I've always liked to jump. That feeling of being airborne, almost flying, for the second or so you are in the air. Weightless. Exhilirated. Alive!
One of my earliest memories of the breath-holding, heart-stopping excitement I was afforded from being airborne was around age two. My dad, lying in bed, would have me sit on his hand while he would raise me up towards the ceiling. A sort of pumping iron, using his young child as a weight.
At infant school (the first school one attends in England, starting age five), each child's birthday was celebrated by them seeking out a bar of chocolate hidden on the top of a cupboard, followed by birthday "bumps" from two teachers. They held me under the arms and bounced me high in the air, so high I thought I would surely take off right through the ceiling. One bump for each year. Six bumps seemed like they would last forever as the whole class chanted along, counting them off.

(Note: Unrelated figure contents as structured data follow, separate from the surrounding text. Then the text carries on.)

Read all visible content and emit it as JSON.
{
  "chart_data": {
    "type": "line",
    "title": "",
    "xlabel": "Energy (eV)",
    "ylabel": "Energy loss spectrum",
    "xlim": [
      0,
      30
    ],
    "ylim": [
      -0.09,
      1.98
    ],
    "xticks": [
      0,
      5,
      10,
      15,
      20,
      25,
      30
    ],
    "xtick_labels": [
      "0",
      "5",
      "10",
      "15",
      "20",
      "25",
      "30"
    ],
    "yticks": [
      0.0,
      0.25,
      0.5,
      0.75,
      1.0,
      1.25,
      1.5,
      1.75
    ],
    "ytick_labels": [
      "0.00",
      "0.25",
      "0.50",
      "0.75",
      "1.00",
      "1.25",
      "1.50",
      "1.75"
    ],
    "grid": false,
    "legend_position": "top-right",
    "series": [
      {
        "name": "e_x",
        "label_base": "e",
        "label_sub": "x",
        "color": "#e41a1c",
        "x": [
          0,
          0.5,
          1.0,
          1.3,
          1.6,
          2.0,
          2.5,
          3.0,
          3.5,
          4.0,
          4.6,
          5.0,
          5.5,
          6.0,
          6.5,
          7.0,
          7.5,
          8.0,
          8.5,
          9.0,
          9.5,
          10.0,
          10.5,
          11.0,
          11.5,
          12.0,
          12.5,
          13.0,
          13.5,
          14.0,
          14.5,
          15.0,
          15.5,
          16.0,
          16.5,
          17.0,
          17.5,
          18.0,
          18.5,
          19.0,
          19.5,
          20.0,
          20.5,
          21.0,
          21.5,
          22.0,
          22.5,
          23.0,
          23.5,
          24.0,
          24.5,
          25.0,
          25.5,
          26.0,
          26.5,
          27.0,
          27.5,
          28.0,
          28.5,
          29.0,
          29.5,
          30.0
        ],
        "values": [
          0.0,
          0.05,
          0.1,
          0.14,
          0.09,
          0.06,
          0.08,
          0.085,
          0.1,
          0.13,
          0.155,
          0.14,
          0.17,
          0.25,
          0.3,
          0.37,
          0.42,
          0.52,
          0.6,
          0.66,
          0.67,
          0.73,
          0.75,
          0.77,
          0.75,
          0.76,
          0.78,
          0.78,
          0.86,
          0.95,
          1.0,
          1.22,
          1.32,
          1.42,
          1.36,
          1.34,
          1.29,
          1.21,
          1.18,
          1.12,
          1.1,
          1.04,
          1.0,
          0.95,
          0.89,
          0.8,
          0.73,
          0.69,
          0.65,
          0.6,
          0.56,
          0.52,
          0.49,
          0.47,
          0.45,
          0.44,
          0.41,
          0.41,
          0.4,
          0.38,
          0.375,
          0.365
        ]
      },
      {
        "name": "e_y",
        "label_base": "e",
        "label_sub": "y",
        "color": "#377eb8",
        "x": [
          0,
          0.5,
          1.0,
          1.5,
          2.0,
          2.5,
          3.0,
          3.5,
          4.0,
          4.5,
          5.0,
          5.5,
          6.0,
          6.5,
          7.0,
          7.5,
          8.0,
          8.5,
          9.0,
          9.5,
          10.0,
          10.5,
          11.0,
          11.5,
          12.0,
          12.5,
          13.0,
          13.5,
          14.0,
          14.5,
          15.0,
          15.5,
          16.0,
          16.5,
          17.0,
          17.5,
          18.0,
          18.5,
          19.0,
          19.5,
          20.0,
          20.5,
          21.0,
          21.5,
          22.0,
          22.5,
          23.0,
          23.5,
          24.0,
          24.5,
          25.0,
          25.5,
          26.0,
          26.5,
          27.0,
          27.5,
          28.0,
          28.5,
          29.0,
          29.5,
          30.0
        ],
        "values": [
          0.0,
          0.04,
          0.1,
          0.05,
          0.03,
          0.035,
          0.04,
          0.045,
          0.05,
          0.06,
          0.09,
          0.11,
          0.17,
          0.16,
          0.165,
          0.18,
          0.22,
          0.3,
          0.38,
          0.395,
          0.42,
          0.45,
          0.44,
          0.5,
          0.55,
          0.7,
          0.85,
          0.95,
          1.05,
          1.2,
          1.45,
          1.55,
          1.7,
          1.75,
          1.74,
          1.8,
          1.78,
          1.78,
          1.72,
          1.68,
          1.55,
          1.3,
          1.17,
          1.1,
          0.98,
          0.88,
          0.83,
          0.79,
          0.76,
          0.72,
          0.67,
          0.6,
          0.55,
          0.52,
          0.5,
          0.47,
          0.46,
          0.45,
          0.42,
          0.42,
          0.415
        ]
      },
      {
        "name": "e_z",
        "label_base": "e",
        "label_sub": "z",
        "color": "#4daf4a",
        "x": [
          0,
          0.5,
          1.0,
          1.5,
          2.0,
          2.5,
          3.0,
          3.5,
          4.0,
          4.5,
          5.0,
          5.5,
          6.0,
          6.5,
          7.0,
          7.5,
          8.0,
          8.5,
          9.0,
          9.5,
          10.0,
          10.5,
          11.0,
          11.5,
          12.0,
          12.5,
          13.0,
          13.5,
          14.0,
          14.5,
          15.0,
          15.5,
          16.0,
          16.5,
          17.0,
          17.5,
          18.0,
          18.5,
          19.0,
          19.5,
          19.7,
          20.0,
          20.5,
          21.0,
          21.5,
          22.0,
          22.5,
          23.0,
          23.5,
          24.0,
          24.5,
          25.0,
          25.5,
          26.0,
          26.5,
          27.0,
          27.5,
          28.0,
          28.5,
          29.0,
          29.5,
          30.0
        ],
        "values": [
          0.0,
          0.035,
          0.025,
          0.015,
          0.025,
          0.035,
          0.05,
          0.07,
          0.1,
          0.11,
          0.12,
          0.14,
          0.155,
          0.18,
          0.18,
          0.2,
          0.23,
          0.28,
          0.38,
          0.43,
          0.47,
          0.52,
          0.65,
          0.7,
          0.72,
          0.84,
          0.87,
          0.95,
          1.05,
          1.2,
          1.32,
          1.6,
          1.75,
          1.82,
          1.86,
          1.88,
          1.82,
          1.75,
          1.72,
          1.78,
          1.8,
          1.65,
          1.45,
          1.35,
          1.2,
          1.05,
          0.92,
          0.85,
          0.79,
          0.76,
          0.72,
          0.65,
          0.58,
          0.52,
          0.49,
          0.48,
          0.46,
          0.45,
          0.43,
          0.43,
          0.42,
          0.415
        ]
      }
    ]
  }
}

As a child, I lived for the times I could get on a trampoline. In those days (the late 60s), trampolines were common seaside attractions in British coastal towns. I would beg my parents for the chance to bounce on one, feeling as if I could almost jump out of my own skin, that for a fraction of a second I was on top of the world and had a unique view of everything below. My family couldn't afford to buy a trampoline, but skipping (jump) ropes sufficed, and I would play for hours, chanting the songs, practicing the double jumps, bouncing, bouncing until I could no more.